|
Wendell Brooks teaches ninth-grade world history at Berkeley High School in Berkeley, California. Situated near the University of California at Berkeley, the high school has 3,500 students representing the city's ethnic and socioeconomic diversity.
Mr. Brooks began his year by reviewing the U.S. history that students had studied the previous year and looking at the rise of democratic ideas. By the time students got to the lesson on competing ideologies, they had studied world history through World War I, focusing on patterns of interaction among nations and their ideologies. Mr. Brooks expected students to have a solid understanding of economics, the concept of the nation-state, and the contractual relationship between each type of government and its citizens.
The lesson "Competing Ideologies" fell within the unit Years of Crisis, which covered the international tensions that existed between the world wars.
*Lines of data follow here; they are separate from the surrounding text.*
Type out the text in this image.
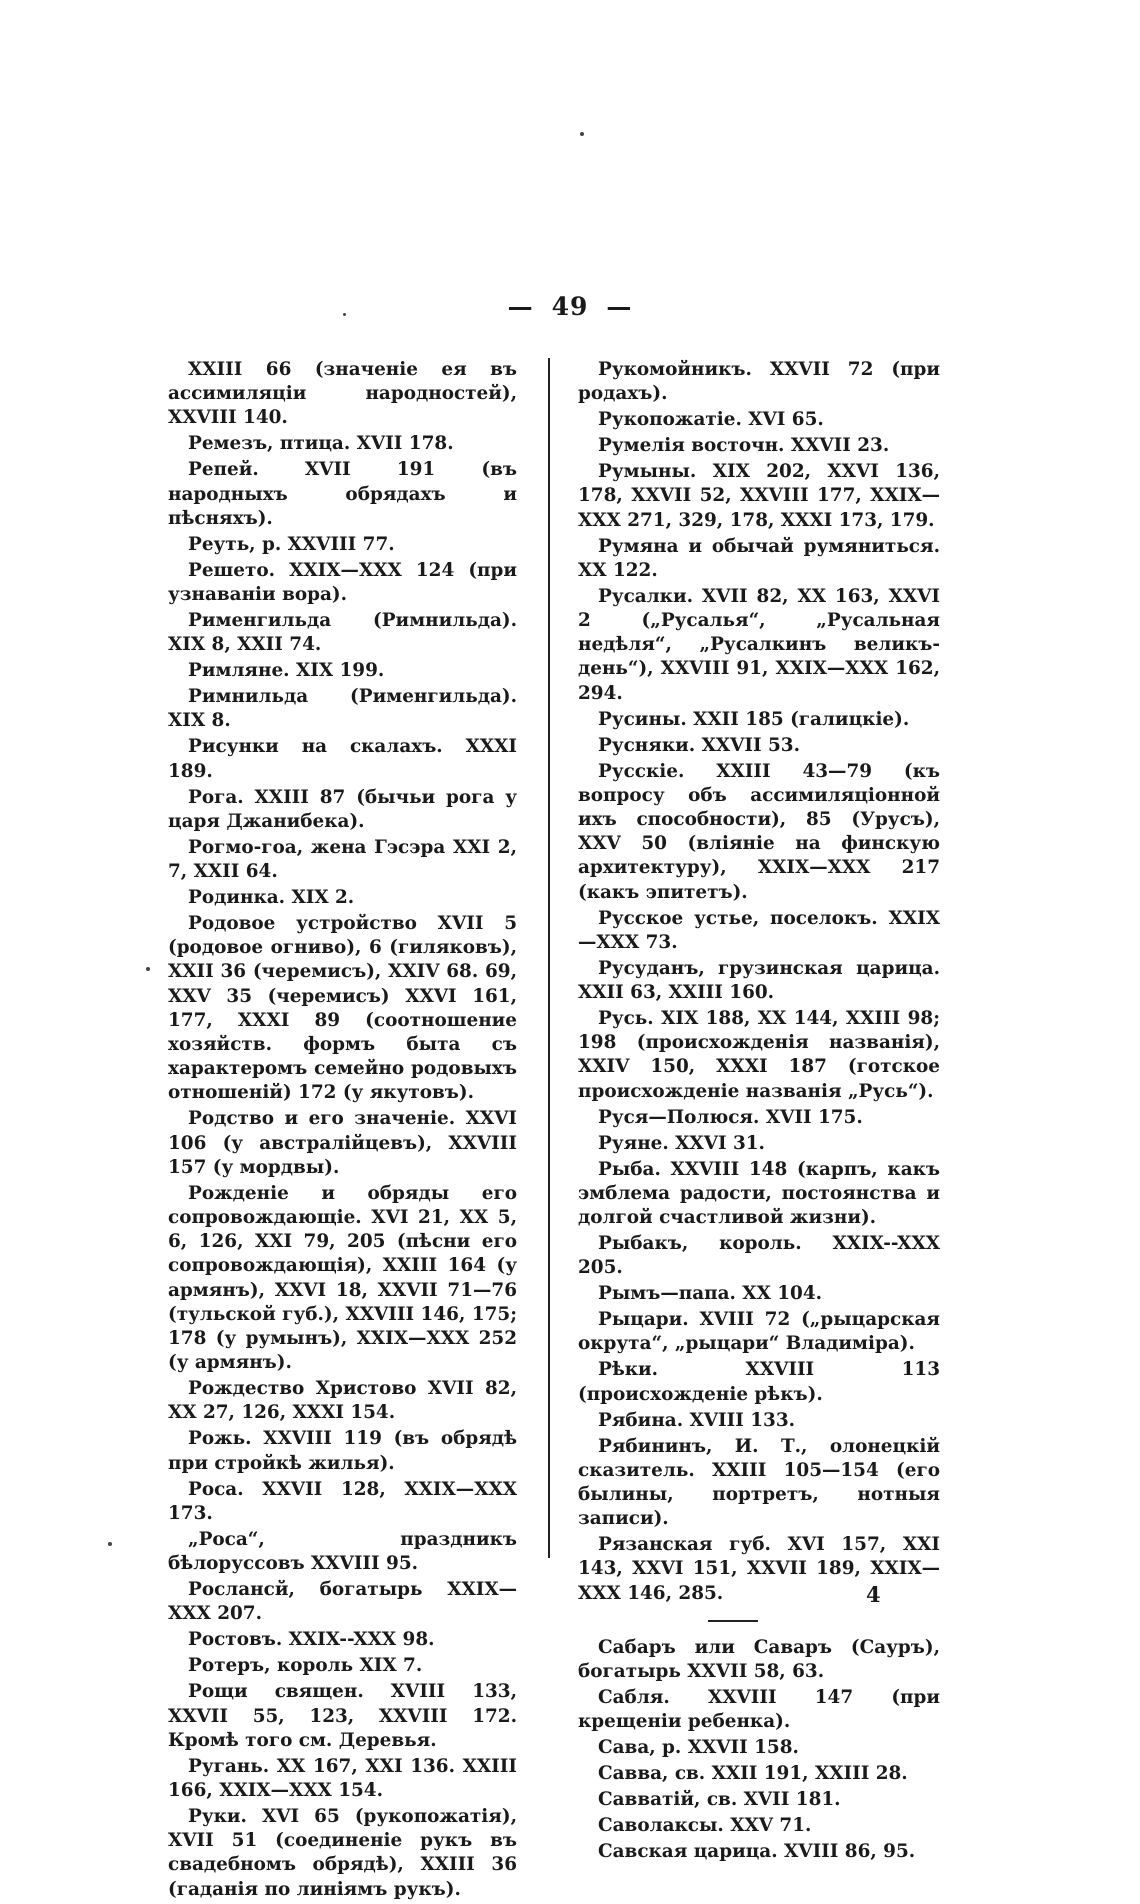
— 49 —

XXIII 66 (значеніе ея въ ассимиляціи народностей), XXVIII 140.

Ремезъ, птица. XVII 178.

Репей. XVII 191 (въ народныхъ обрядахъ и пѣсняхъ).

Реуть, р. XXVIII 77.

Решето. XXIX—XXX 124 (при узнаваніи вора).

Рименгильда (Римнильда). XIX 8, XXII 74.

Римляне. XIX 199.

Римнильда (Рименгильда). XIX 8.

Рисунки на скалахъ. XXXI 189.

Рога. XXIII 87 (бычьи рога у царя Джанибека).

Рогмо-гоа, жена Гэсэра XXI 2, 7, XXII 64.

Родинка. XIX 2.

Родовое устройство XVII 5 (родовое огниво), 6 (гиляковъ), XXII 36 (черемисъ), XXIV 68. 69, XXV 35 (черемисъ) XXVI 161, 177, XXXI 89 (соотношение хозяйств. формъ быта съ характеромъ семейно родовыхъ отношеній) 172 (у якутовъ).

Родство и его значеніе. XXVI 106 (у австралійцевъ), XXVIII 157 (у мордвы).

Рожденіе и обряды его сопровождающіе. XVI 21, XX 5, 6, 126, XXI 79, 205 (пѣсни его сопровождающія), XXIII 164 (у армянъ), XXVI 18, XXVII 71—76 (тульской губ.), XXVIII 146, 175; 178 (у румынъ), XXIX—XXX 252 (у армянъ).

Рождество Христово XVII 82, XX 27, 126, XXXI 154.

Рожь. XXVIII 119 (въ обрядѣ при стройкѣ жилья).

Роса. XXVII 128, XXIX—XXX 173.

„Роса“, праздникъ бѣлоруссовъ XXVIII 95.

Рослансй, богатырь XXIX—XXX 207.

Ростовъ. XXIX--XXX 98.

Ротеръ, король XIX 7.

Рощи священ. XVIII 133, XXVII 55, 123, XXVIII 172. Кромѣ того см. Деревья.

Ругань. XX 167, XXI 136. XXIII 166, XXIX—XXX 154.

Руки. XVI 65 (рукопожатія), XVII 51 (соединеніе рукъ въ свадебномъ обрядѣ), XXIII 36 (гаданія по линіямъ рукъ).

Рукомойникъ. XXVII 72 (при родахъ).

Рукопожатіе. XVI 65.

Румелія восточн. XXVII 23.

Румыны. XIX 202, XXVI 136, 178, XXVII 52, XXVIII 177, XXIX—XXX 271, 329, 178, XXXI 173, 179.

Румяна и обычай румяниться. XX 122.

Русалки. XVII 82, XX 163, XXVI 2 („Русалья“, „Русальная недѣля“, „Русалкинъ великъ-день“), XXVIII 91, XXIX—XXX 162, 294.

Русины. XXII 185 (галицкіе).

Русняки. XXVII 53.

Русскіе. XXIII 43—79 (къ вопросу объ ассимиляціонной ихъ способности), 85 (Урусъ), XXV 50 (вліяніе на финскую архитектуру), XXIX—XXX 217 (какъ эпитетъ).

Русское устье, поселокъ. XXIX—XXX 73.

Русуданъ, грузинская царица. XXII 63, XXIII 160.

Русь. XIX 188, XX 144, XXIII 98; 198 (происхожденія названія), XXIV 150, XXXI 187 (готское происхожденіе названія „Русь“).

Руся—Полюся. XVII 175.

Руяне. XXVI 31.

Рыба. XXVIII 148 (карпъ, какъ эмблема радости, постоянства и долгой счастливой жизни).

Рыбакъ, король. XXIX--XXX 205.

Рымъ—папа. XX 104.

Рыцари. XVIII 72 („рыцарская окрута“, „рыцари“ Владиміра).

Рѣки. XXVIII 113 (происхожденіе рѣкъ).

Рябина. XVIII 133.

Рябининъ, И. Т., олонецкій сказитель. XXIII 105—154 (его былины, портретъ, нотныя записи).

Рязанская губ. XVI 157, XXI 143, XXVI 151, XXVII 189, XXIX—XXX 146, 285.

Сабаръ или Саваръ (Сауръ), богатырь XXVII 58, 63.

Сабля. XXVIII 147 (при крещеніи ребенка).

Сава, р. XXVII 158.

Савва, св. XXII 191, XXIII 28.

Савватій, св. XVII 181.

Саволаксы. XXV 71.

Савская царица. XVIII 86, 95.

4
The lesson was based on two specific standards within the California Frameworks:
1) Analyze the emergence of capitalism as a dominant economic pattern and the responses to it, including Utopianism, Social Democracy, Socialism, and Communism
2) Analyze the rise of totalitarian governments after World War I.
In this lesson, Mr. Brooks used the Socratic method to generate class discussion by asking questions, and then asking students to discuss the thinking behind different governing ideologies during the "years of crisis."
The class went on to study units on World War II, the Holocaust, and the postwar world. Mr. Brooks built on the concepts presented in "Competing Ideologies" to help his students understand the ongoing connection between ideologies and world events.